POPULATION STUDIED: A total of 1041 children were enrolled at 8 centers. The mean age was 8.9 years. Minorities represented 30% to 35% of the participants. The children had mild to moderate asthma defined as presence of symptoms, use of an inhaled bronchodilator twice or more times weekly, or daily medication for asthma. At baseline, the patients had been hospitalized 30 times per 100 person-years, averaged 10 episode-free days per month, and had pre-bronchodilator forced expiratory volume in 1 second (FEV1) values of 93% predicted.
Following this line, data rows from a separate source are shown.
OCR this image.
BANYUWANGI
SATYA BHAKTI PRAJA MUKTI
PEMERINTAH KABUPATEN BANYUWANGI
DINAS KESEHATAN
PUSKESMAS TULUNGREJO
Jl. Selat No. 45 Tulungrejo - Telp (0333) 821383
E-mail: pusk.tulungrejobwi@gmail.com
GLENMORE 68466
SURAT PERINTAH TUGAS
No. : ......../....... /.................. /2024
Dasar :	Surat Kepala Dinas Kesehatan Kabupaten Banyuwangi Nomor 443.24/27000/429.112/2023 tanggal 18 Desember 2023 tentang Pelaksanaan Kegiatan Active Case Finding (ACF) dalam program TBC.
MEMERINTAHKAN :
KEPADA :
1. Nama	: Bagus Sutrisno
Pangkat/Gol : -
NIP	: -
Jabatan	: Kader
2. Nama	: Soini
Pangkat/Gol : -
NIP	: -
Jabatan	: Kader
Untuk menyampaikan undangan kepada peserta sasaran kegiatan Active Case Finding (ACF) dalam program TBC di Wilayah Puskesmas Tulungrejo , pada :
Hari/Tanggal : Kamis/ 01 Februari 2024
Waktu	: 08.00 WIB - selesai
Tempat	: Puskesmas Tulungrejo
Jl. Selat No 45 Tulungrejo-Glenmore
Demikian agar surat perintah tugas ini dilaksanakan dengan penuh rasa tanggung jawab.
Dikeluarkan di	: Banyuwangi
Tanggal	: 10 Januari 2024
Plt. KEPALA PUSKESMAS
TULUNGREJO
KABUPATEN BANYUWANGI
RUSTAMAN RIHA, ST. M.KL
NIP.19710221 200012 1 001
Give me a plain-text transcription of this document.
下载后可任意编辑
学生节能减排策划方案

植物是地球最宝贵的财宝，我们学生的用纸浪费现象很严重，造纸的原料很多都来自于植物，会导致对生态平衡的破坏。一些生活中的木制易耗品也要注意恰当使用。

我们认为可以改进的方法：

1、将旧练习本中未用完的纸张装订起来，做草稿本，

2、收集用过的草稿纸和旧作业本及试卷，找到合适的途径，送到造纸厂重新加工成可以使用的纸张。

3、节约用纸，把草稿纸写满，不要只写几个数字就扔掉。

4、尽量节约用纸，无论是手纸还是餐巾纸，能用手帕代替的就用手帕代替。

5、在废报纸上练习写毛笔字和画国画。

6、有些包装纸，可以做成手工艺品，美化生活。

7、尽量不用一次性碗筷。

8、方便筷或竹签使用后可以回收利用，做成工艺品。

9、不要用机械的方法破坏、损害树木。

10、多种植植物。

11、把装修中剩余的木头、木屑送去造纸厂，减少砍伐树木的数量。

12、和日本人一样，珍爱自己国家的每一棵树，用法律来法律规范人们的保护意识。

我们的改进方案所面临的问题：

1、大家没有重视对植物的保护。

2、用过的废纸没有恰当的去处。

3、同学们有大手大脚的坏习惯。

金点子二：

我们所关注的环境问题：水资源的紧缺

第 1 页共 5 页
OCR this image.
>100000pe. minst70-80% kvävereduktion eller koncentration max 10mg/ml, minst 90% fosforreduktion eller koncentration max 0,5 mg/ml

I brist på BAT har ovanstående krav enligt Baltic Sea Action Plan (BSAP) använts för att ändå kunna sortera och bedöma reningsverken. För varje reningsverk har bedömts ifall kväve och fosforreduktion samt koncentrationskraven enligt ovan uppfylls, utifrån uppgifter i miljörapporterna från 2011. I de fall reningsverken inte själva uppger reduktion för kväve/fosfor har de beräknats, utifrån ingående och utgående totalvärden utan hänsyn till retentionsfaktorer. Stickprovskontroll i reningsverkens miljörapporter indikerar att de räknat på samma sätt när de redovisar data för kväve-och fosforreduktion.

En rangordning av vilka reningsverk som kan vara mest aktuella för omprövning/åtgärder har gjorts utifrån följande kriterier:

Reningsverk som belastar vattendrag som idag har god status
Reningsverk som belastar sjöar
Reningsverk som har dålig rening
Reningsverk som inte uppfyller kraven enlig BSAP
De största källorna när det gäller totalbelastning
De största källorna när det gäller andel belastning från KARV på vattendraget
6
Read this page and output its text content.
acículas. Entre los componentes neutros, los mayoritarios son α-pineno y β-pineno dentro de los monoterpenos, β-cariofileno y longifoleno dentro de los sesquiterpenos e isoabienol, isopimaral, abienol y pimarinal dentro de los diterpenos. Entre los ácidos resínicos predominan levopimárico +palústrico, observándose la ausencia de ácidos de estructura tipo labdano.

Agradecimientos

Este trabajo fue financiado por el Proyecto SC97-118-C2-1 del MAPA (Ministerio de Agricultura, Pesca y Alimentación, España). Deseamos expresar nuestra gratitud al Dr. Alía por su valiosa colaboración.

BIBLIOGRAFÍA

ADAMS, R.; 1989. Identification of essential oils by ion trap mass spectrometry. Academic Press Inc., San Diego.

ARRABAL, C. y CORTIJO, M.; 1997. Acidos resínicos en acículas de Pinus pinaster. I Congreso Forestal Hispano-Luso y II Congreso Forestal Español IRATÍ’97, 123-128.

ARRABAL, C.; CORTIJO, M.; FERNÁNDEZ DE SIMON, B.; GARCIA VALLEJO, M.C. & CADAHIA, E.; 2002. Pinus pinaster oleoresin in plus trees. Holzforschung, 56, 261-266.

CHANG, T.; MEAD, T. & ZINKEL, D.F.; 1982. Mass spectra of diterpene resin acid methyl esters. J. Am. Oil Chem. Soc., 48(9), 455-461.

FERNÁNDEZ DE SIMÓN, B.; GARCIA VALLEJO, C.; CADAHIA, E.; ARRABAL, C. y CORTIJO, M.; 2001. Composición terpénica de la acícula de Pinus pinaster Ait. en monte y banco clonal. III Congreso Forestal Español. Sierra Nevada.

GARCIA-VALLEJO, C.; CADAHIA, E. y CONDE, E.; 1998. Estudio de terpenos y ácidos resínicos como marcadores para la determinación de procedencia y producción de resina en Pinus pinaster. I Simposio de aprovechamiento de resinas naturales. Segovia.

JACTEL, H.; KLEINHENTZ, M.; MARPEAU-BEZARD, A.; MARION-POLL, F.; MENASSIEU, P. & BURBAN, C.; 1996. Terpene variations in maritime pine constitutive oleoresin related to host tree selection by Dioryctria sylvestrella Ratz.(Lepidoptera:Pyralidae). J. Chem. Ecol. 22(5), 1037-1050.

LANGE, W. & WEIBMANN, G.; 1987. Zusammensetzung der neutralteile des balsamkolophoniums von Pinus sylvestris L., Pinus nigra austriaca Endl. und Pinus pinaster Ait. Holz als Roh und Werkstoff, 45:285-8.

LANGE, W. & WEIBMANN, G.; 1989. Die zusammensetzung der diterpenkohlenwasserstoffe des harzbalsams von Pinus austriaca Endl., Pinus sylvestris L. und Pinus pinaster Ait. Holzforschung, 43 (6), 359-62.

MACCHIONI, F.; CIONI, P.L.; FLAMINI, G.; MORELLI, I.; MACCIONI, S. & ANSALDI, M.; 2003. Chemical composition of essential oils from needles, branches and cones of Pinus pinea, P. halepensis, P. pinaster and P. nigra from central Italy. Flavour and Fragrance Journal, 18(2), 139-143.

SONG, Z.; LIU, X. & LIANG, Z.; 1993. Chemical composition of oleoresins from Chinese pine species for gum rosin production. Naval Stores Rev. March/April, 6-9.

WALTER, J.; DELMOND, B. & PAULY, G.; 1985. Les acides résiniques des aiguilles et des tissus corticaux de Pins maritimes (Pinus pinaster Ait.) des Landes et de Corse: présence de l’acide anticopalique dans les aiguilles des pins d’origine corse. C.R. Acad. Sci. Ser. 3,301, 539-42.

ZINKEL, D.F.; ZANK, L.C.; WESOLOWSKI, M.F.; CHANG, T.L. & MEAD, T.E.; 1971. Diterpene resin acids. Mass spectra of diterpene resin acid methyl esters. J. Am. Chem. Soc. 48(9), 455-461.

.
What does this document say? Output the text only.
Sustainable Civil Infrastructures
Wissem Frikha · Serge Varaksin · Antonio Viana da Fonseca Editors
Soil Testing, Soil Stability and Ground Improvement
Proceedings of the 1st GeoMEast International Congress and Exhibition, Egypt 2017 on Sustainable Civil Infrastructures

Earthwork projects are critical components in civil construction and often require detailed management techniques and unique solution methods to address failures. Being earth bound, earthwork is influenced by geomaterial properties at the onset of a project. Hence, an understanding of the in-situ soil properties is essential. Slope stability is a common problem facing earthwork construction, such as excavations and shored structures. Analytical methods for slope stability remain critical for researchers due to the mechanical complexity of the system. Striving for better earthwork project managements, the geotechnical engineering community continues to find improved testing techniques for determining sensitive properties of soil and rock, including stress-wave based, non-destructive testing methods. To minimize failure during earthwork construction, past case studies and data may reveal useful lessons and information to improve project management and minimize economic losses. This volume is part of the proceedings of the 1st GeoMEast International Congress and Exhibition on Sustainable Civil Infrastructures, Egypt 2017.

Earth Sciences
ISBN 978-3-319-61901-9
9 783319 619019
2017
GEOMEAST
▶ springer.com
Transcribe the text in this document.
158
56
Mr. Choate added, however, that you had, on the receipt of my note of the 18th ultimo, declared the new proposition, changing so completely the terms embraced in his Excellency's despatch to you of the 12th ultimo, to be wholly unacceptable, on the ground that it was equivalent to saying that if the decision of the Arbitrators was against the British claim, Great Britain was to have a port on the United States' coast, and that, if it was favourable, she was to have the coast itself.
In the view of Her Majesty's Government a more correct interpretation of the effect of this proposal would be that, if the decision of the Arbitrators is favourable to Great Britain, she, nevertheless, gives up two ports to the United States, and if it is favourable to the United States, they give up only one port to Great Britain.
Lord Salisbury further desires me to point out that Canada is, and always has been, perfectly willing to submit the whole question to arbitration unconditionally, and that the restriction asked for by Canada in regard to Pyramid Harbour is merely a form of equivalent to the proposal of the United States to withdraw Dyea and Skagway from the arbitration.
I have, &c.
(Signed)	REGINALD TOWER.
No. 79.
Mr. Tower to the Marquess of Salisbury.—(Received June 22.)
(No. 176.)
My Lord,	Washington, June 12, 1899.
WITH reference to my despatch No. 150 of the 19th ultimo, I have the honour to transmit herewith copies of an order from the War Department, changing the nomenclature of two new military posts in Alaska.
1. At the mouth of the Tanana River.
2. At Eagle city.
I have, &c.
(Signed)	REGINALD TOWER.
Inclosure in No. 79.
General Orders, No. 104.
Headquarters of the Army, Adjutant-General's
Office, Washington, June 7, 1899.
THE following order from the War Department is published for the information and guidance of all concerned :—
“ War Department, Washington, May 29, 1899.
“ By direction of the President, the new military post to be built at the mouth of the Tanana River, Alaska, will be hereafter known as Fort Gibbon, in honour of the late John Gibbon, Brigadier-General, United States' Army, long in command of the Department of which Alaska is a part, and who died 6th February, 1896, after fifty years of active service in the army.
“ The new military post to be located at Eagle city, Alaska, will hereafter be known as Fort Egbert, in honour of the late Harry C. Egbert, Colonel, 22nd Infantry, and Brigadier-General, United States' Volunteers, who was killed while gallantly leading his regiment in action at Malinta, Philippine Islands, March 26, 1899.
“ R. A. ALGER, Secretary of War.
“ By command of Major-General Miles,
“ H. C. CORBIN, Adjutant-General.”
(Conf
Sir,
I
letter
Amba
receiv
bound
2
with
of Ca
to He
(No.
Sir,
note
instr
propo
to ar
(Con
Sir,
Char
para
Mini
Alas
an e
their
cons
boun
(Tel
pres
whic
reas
In general, this population seems similar to that of a typical family practice, although more information would be helpful about family income, education, tobacco exposure, and the type of clinical centers involved.
STUDY DESIGN AND VALIDITY: The participants were randomized to receive 200 mg of inhaled budesonide twice daily (n=311), 8 mg of inhaled nedocromil sodium twice daily (n=312), or placebo (n=418), in a single-blind fashion. Inhaled albuterol, oral prednisone, or inhaled beclomethasone was added as needed. Follow-up visits occurred 2 and 4 months after randomization and then at 4-month intervals.
OUTCOMES MEASURED: The primary outcome was the change in FEV1 after a bronchodilator. Secondary outcomes included health services utilization such as hospitalization, symptom severity, airway responsiveness, physical growth, incidence of cataracts, and psychological development. Cost of treatment, side effects, and patient/parent satisfaction were not directly assessed.
RESULTS: The groups were similar at baseline. Children were followed for a mean of 4.3 years. Neither budesonide nor nedocromil significantly improved lung function more than placebo. Hospitalization rates decreased in all groups, but compared with placebo, patients receiving budesonide had significantly fewer hospitalizations (2.5 vs 4.4/100 person-years, or 1.9 hospitalizations prevented for 20 children treated for 5 years; P=.004), visits for urgent care (12 vs 22/100 person-years, or 10 urgent visits prevented for 20 patients treated for 5 years; P <.001), and courses of prednisone (70 courses vs 122/100 person-years, 52 courses prevented for 20 patients treated over 5 years; P <.001). Compared with the placebo group the nedocromil group had no significant difference in hospitalization rates but did have fewer urgent care visits (16 vs 22/100 person-years, or 5 fewer visits prevented for 20 patients treated over 5years; P <.02) and fewer prednisone courses (102 vs 122/100 patient years, or 20 fewer courses for 20 children treated for 5 years; P <.01) versus placebo. Children taking budesonide but not nedocromil recorded significantly fewer symptoms, less frequent use of albuterol, and more episode-free days than those receiving just placebo. Increase in height was significantly less for the budesonide group (22.7 cm vs 23.8 cm, P=.005), although there was no significant difference in overall growth velocity, Tanner stage, or projected final height among the 3 groups at the end of the treatment period.
This study provides good evidence that inhaled budesonide or nedocromil may be given to all children with mild to moderate asthma to improve long-term control with little fear of long-term effects. Parents should be counseled that their child’s growth may be ightly blunted, although the data offer some reassurance that final height will be normal. This study does not address the length of therapy, the management of patients with severe asthma, or the role of combination therapy.